求S去重后字典序第K小的子串, Q个询问, 保证合法. (S≤9*10^4, Q≤500, 0<K<2^31) 建出后缀自动机, 递推求出DAG上从每个点出发的路径数, 并计算某点走前i条边路径数 (前缀和). 查询和二叉搜索树找第K大类似.
DFS不要忘了记忆化.
确定走哪条边从前往后暴力找就可以了, 二分反而会超时......
#include <bits/stdc++.h>
#define rep(i, a, b) for (int i = (a), i##_end = (b); i < i##_end; ++i)

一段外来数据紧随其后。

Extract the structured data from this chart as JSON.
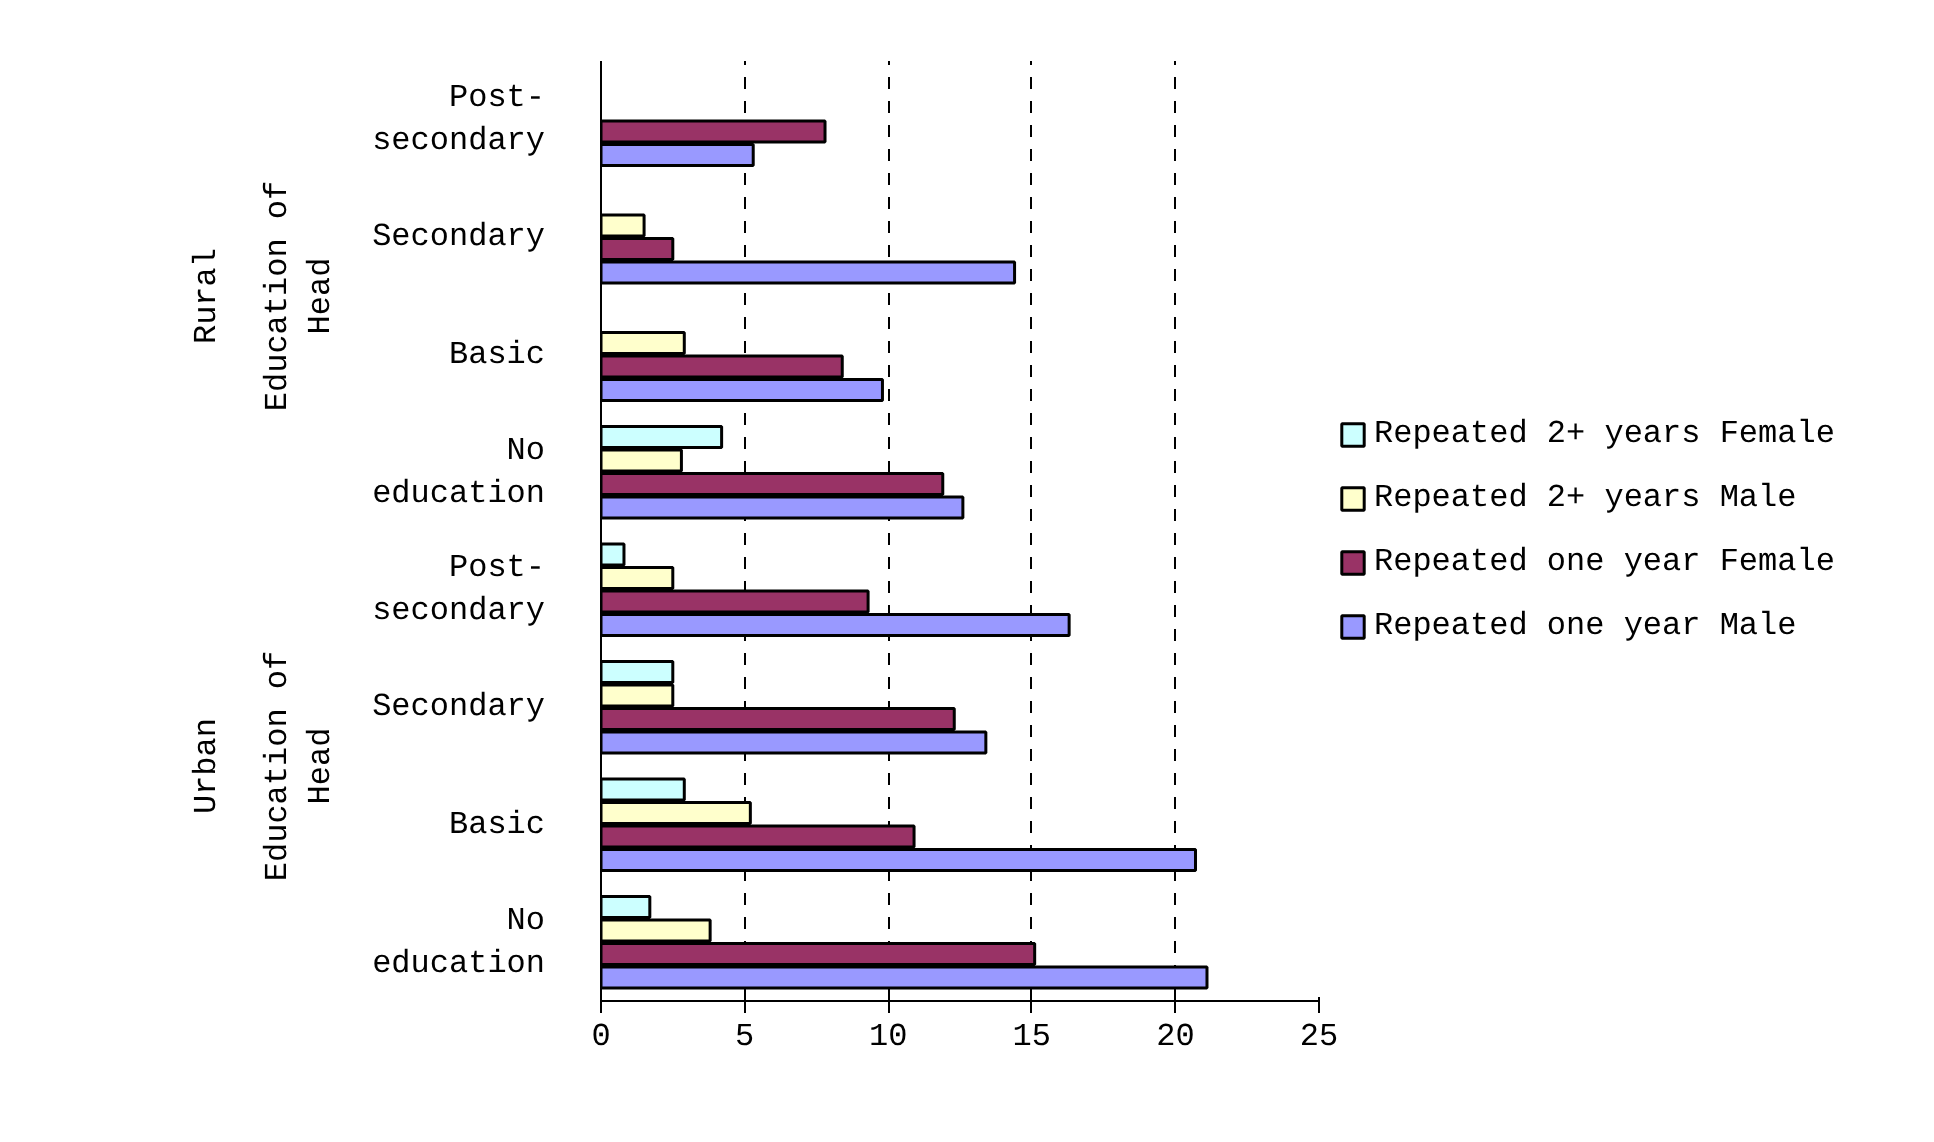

#define per(i, a, b) for (int i = (a), i##_end = (b); i >= i##_end; --i)
using namespace std;
typedef unsigned uint;
const int N = 9e4, SIGMA = 26;
struct Node {
Node* ch[SIGMA], * fa;
int len;
uint sum[SIGMA];
} node[2*N], * root = node;
int ptr = 1;
void add(int c)
{
static Node* last = root;
Node* now = node + ptr++, * p = last;
last = now;
now->len = p->len + 1;
while (p && !p->ch[c]) {
p->ch[c] = now;
p = p->fa;
}
if (!p) {
now->fa = root;
return;
}
Node* q = p->ch[c];
if (q->len == p->len + 1) {
now->fa = q;
} else {
Node* nq = node + ptr++;
*nq = *q;
nq->len = p->len + 1;
now->fa = q->fa = nq;
while (p && p->ch[c] == q) {
p->ch[c] = nq;
p = p->fa;
}
}
}
bool vis[2*N];
uint dfs(Node* u)
{
bool& v = vis[u-node];
if (v) return u->sum[SIGMA-1];
v = true;
uint s = 1;
rep (i, 0, SIGMA) {
Node* v = u->ch[i];
if (v) s += dfs(v);
u->sum[i] = s;
}
return s;
}
void query(uint k)
{
Node* x = root;
++k;
while (k > 1) {
int c = 0;
while (x->sum[c] < k) ++c;
putchar('a' + c);
k -= c ? x->sum[c-1] : 1;
x = x->ch[c];
}
putchar('\n');
}
char s[N+1];
int main()
{
scanf("%s", s);
int n = 0;
while (s[n])
add(s[n++] - 'a');
dfs(root);
int q;
scanf("%d", &q);
while (q--) {
uint k;
scanf("%u", &k);
query(k);
}
return 0;
}